Rutilahu Menjadi Komitmen Dan Fokus Pemerintah Kota Cimahi
Rutilahu Menjadi Komitmen Dan Fokus Pemerintah Kota Cimahi
Terdapat 154 hektar kawasan kumuh di Kota Cimahi yang belum tertangani secara optimal, Pemerintah Daerah komitmen memfokuskan pelaksanaan program penanganan kawasan kumuh dan rumah tidak layak huni (Rutilahu).
PJ Wali Kota Cimahi Dicky Saromi mengatakan dari luas 154 hektar kawasan kumuh itu menjadi tantangan pemerintah untuk menangani secara optimal.
"Pemerintah sudah mengalokasikan dana untuk perbaikan pada 495 unit rutilahu di Kota Cimahi," kata Dicky, dalam sosialisasi pelaksanaan perbaikan rumah tidak layak huni di Technopark, Cimahi, Jumat (12/7/2024).

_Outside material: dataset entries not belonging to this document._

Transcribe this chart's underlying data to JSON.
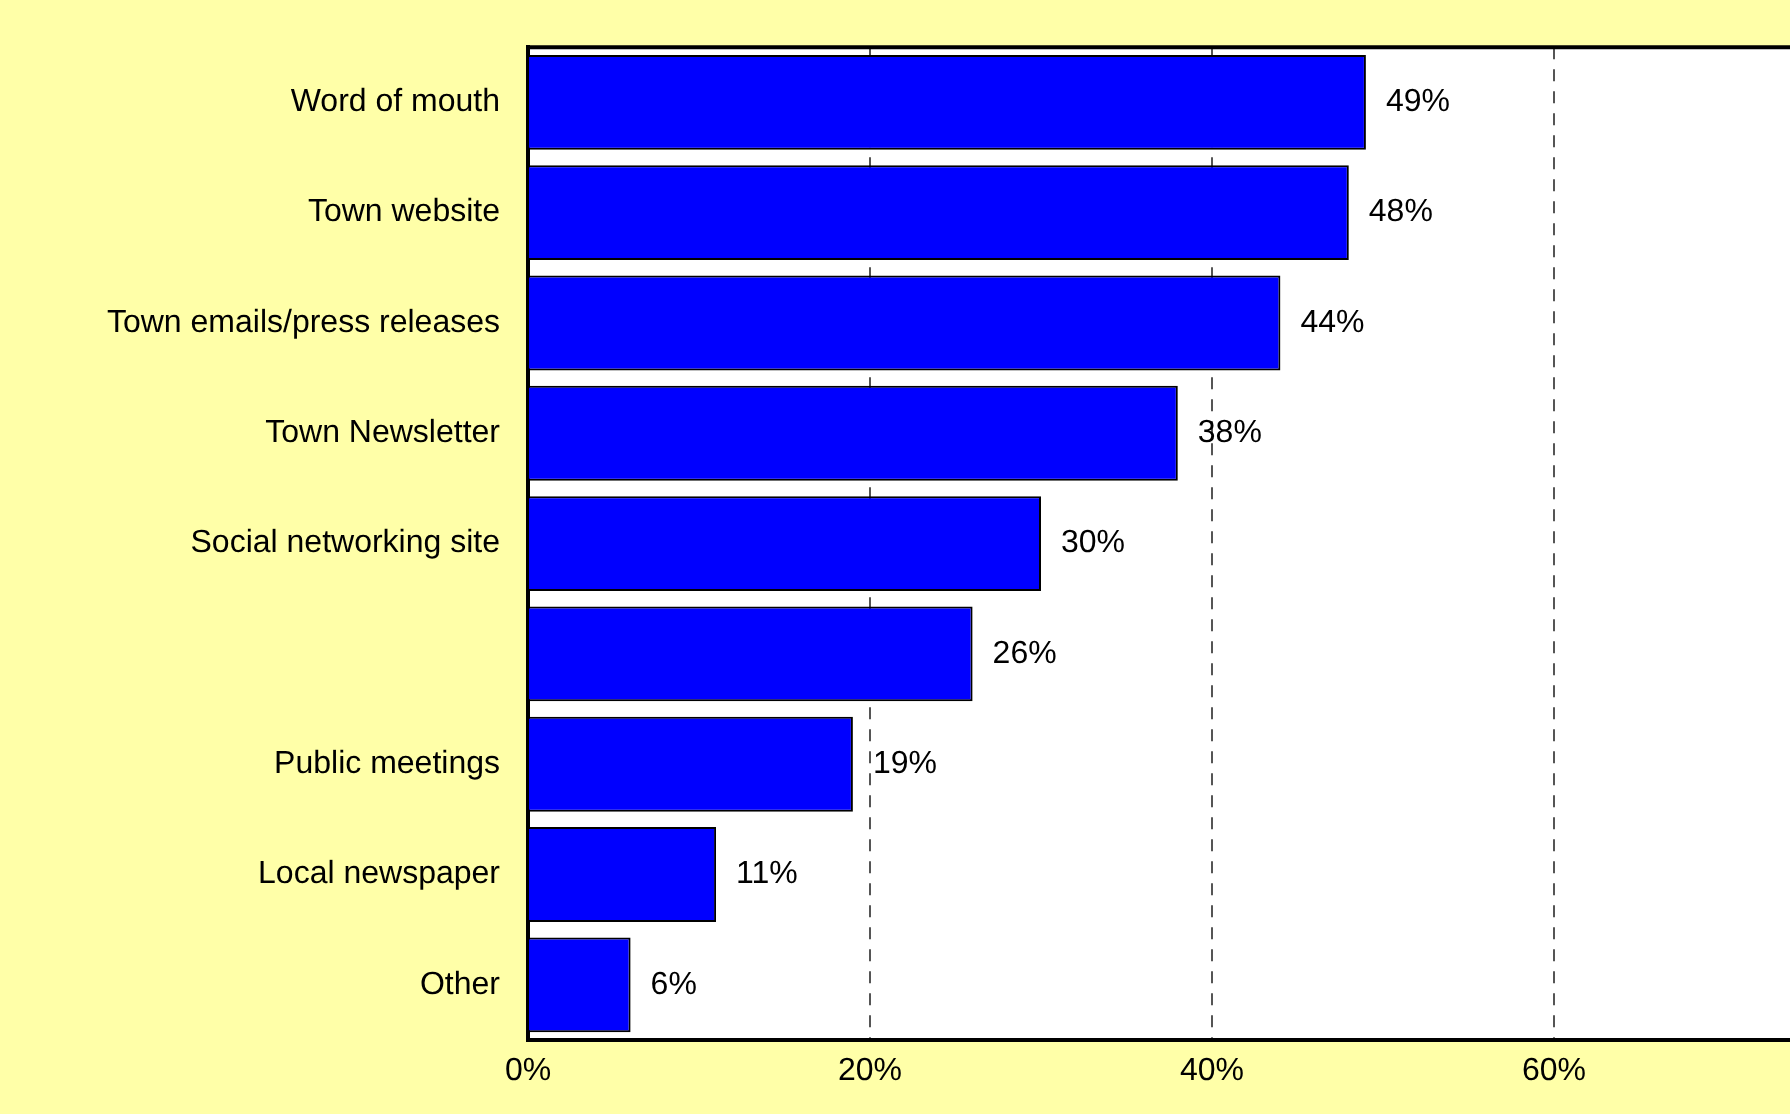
{
  "chart_data": {
    "type": "bar",
    "orientation": "horizontal",
    "categories": [
      "Word of mouth",
      "Town website",
      "Town emails/press releases",
      "Town Newsletter",
      "Social networking site",
      null,
      "Public meetings",
      "Local newspaper",
      "Other"
    ],
    "values": [
      49,
      48,
      44,
      38,
      30,
      26,
      19,
      11,
      6
    ],
    "value_labels": [
      "49%",
      "48%",
      "44%",
      "38%",
      "30%",
      "26%",
      "19%",
      "11%",
      "6%"
    ],
    "color": "#0000ff",
    "xlim": [
      0,
      73.8
    ],
    "xticks": [
      {
        "value": 0,
        "label": "0%"
      },
      {
        "value": 20,
        "label": "20%"
      },
      {
        "value": 40,
        "label": "40%"
      },
      {
        "value": 60,
        "label": "60%"
      }
    ],
    "grid": "x",
    "legend": false
  }
}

Menurut Dicky, pihaknya akan fokus untuk menangani semua kawasan kumuh yang ada di kelurahan Setiamanah dengan luas 10 hektar.
"Kriteria kawasan kumuh termasuk kepadatan, tata letak bangunan dan ketersediaan air bersih," ucapnya.
Penanganan Rutilahu merupakan bagian penting dari upaya pemerintah termasuk dalam penanganan permasalahan kawasan kumuh.
"Rumah layak huni menjadi sumber kehidupan dan penghidupan terutama untuk keluarga, karena didalamnya ada interaksi keluarga serta masyarakat," ungkapnya.
Dicky menambahkan Rutilahu menjadi prioritas utama bagi pemerintah baik tingkat Nasional, Jawa Barat maupun Kota Cimahi.
"Setiap tahunnya ada bantuan rutilahu agar perbaikan dapat meningkatkan kualitas hidup penghuninya dengan tiga kriteria yaitu keamanan, kesehatan dan aspek sosial," ujarnya.
Dicky berharap masyarakat yang mendapatkan bantuan bisa berpartisipasi aktif agar hasilnya dapat maksimal dalam proses perbaikan.